To determine which of the given compounds will readily react with dilute $$\mathrm{NaOH}$$, we need to understand the chemical reactivity of these compounds towards bases like sodium hydroxide ($$\mathrm{NaOH}$$).

Here's a brief overview of each compound's reactivity towards $$\mathrm{NaOH}$$:

• Option A: $$\mathrm{C}_6 \mathrm{H}_5 \mathrm{CH}_2 \mathrm{OH}$$ (Benzyl Alcohol)

  The presence of a benzyl group (a phenyl group attached to a CH₂ group) adjacent to the hydroxyl group can somewhat increase the acidity of the hydroxyl hydrogen. However, benzyl alcohol is still not significantly acidic to react vigorously with a weak base like dilute $$\mathrm{NaOH}$$. Nonetheless, under certain conditions, it might undergo reactions, but not as readily as an acidic hydrogen-containing compound would.

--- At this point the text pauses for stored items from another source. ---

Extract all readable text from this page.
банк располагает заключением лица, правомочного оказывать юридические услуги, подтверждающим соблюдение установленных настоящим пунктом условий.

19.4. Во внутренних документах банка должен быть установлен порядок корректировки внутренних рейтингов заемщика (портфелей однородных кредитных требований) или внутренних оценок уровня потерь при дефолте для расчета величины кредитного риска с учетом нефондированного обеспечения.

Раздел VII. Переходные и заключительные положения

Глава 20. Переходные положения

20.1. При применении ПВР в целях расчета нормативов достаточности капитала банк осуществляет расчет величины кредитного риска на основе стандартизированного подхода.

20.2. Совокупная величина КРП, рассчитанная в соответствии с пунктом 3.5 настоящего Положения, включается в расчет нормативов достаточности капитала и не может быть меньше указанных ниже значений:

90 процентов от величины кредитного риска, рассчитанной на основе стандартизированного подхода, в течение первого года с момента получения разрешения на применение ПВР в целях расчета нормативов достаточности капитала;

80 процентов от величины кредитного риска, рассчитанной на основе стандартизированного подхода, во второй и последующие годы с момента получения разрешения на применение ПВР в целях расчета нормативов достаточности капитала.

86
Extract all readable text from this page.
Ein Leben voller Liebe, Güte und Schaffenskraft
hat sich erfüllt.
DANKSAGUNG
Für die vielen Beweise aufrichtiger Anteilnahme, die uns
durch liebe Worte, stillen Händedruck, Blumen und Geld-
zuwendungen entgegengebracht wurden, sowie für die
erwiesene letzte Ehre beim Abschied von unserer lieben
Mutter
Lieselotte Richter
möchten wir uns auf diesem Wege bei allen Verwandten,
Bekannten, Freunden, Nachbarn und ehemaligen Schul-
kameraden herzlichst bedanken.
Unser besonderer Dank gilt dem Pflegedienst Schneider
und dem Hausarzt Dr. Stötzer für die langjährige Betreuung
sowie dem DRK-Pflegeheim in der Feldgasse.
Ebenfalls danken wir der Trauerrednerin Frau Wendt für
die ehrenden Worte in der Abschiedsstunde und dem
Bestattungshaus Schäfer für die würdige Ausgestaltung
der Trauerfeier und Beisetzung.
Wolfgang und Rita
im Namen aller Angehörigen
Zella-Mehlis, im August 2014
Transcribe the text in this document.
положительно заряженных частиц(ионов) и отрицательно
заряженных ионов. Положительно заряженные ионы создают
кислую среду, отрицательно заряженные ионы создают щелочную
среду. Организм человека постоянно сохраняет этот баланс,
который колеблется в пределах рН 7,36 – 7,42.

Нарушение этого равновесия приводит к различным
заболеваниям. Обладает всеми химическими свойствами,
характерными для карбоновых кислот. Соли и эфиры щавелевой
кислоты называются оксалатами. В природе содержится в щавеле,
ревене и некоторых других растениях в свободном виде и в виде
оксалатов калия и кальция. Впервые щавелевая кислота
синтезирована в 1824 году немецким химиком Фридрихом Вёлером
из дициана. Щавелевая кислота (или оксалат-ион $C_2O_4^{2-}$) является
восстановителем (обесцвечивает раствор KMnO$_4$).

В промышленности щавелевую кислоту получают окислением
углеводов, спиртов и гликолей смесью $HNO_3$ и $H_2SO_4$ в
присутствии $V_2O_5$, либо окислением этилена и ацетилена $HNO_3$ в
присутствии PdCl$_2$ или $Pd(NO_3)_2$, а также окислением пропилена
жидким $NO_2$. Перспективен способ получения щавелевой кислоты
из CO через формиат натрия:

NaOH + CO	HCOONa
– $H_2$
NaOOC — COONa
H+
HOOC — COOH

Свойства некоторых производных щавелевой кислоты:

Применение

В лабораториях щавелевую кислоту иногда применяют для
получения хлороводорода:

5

• Option B: $$\mathrm{C}_2 \mathrm{H}_5 \mathrm{OH}$$ (Ethanol)

  Ethanol is a simple alcohol with no acidic hydrogen atoms that would react with $$\mathrm{NaOH}$$. The hydroxyl group in ethanol is not sufficiently acidic to deprotonate in the presence of a base like $$\mathrm{NaOH}$$, making it unreactive in this context.



• Option C: $$\mathrm{C}_6 \mathrm{H}_5 \mathrm{OH}$$ (Phenol)

  Phenol contains a hydroxyl group directly attached to an aromatic ring. This structural feature significantly increases the acidity of the hydroxyl hydrogen compared to alcohols. The reason behind this is the stabilization of the phenoxide ion (the conjugate base) through resonance within the aromatic ring. As a result, phenol can react with a weak base like $$\mathrm{NaOH}$$ to form sodium phenoxide and water. $$\mathrm{C}_6 \mathrm{H}_5 \mathrm{OH} + \mathrm{NaOH} \rightarrow \mathrm{C}_6 \mathrm{H}_5 \mathrm{O}^- \mathrm{Na}^+ + \mathrm{H}_2\mathrm{O}$$



• Option D: $$\left(\mathrm{CH}_3\right)_3 \mathrm{COH}$$ (tert-Butyl Alcohol)

  tert-Butyl alcohol, being a tertiary alcohol, does not have a hydrogen atom on the carbon bearing the hydroxyl group that is acidic enough to react with $$\mathrm{NaOH}$$. Tertiary alcohols, in general, are resistant to deprotonation because of the steric hindrance around the hydroxyl group and the lack of an easily removable hydrogen atom connected to the carbon with the -OH group.

Given the choices, the correct answer is Option C: $$\mathrm{C}_6 \mathrm{H}_5 \mathrm{OH}$$ (Phenol), as it will readily react with dilute $$\mathrm{NaOH}$$ due to the increased acidity of its hydroxyl group caused by the resonance stability of the phenoxide ion formed in the reaction.